The original Raging Bull was based on boxer Jake LaMotta's autobiography and followed the rise and fall of his fight career. Since Raging Bull went on to be considered one of the greatest films of all time, LaMotta penned a sequel to his biography, detailing his life post-Raging Bull, which he optioned into a movie. MGM, the owner of the rights to Raging Bull, filed a lawsuit against Sunset Pictures for infringement. Sunset Pictures decided to change the title from Raging Bull II to The Bronx Bull, which seemed to be enough for MGM, who let this crazy train proceed unfettered.
And in case you're wondering, no, Scorsese is not attached to direct this movie based on a book based on a movie based on a book based on LaMotta. That happy honor goes to the director of National Lampoon's Cattle Call.

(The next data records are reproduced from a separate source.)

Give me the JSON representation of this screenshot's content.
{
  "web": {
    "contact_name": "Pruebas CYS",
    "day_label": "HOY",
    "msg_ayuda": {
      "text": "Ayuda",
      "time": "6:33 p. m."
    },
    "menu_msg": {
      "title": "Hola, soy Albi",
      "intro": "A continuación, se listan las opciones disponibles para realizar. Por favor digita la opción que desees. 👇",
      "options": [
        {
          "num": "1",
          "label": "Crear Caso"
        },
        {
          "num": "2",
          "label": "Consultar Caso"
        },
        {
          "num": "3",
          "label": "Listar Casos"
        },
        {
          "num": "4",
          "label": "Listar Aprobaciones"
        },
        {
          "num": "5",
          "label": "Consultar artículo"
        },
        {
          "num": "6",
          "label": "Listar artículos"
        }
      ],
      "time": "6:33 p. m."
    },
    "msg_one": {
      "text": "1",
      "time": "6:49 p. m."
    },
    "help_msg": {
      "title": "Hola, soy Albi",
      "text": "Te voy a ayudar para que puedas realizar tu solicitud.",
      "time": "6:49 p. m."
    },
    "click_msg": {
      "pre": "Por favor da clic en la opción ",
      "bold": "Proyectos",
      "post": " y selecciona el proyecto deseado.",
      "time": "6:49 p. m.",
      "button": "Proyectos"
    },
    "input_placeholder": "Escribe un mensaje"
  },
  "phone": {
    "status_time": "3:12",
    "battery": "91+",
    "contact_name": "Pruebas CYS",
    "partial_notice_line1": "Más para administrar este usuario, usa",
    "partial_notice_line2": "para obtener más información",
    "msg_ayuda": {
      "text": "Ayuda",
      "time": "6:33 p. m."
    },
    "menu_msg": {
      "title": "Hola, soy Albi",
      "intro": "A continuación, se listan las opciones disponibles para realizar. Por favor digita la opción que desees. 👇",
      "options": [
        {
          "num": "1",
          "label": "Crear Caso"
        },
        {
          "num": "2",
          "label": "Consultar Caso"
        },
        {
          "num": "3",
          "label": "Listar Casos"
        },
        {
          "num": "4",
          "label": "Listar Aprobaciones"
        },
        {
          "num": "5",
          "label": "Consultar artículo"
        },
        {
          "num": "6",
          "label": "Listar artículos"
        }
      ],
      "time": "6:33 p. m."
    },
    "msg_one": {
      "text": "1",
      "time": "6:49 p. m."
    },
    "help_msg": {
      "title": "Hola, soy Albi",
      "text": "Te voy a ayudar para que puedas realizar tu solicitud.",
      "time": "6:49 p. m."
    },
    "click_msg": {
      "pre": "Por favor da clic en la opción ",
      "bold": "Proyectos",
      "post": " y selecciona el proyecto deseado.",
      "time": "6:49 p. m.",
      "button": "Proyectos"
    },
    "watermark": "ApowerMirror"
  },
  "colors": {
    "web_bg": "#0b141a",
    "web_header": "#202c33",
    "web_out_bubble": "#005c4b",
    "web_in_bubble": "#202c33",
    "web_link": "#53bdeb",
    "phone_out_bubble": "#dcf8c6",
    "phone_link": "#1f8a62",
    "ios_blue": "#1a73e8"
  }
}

"*Ahem* ... that's director and writer."
#4. The New Point Break Lost Its Only Star ... a Month Before Shooting
Despite lacking the all-important throat-ripping-out scene, Point Break still manages to be classic Swayze while at the same time capturing the je ne sais quoi of Keanu Reeves' wood plank method of acting. And although Swayze has since shuffled off this mortal coil, someone at Warner Bros. is evidently convinced that the surfer heist movie genre is coming back in a big way and greenlit a Point Break remake to be released next summer.
No, we'll get to that franchise later.
The original was released almost entirely on the star power of Swayze (Reeves was still a rookie, fresh off Bill and Ted 2, and Gary Busey was Gary Busey). True to form, the remake is set to be carried on the rippling shoulders of Gerard Butler, who will take up Swayze's mantle, or at least it would have, if Butler hadn't dropped off the project due to "creative differences" (i.e., he actually bothered to read the script).
Focus Features, Columbia Pictures
Keep in mind, he was fine with these creatively.
He's been replaced by Edgar Ramirez, whom you might recognize from that one bit part he had in The Bourne Ultimatum. Shouldering Reeves' character, the estimable Johnny Utah, is Luke Bracey, who most famously spent G.I Joe: Retaliation emoting under Cobra Commander's mask.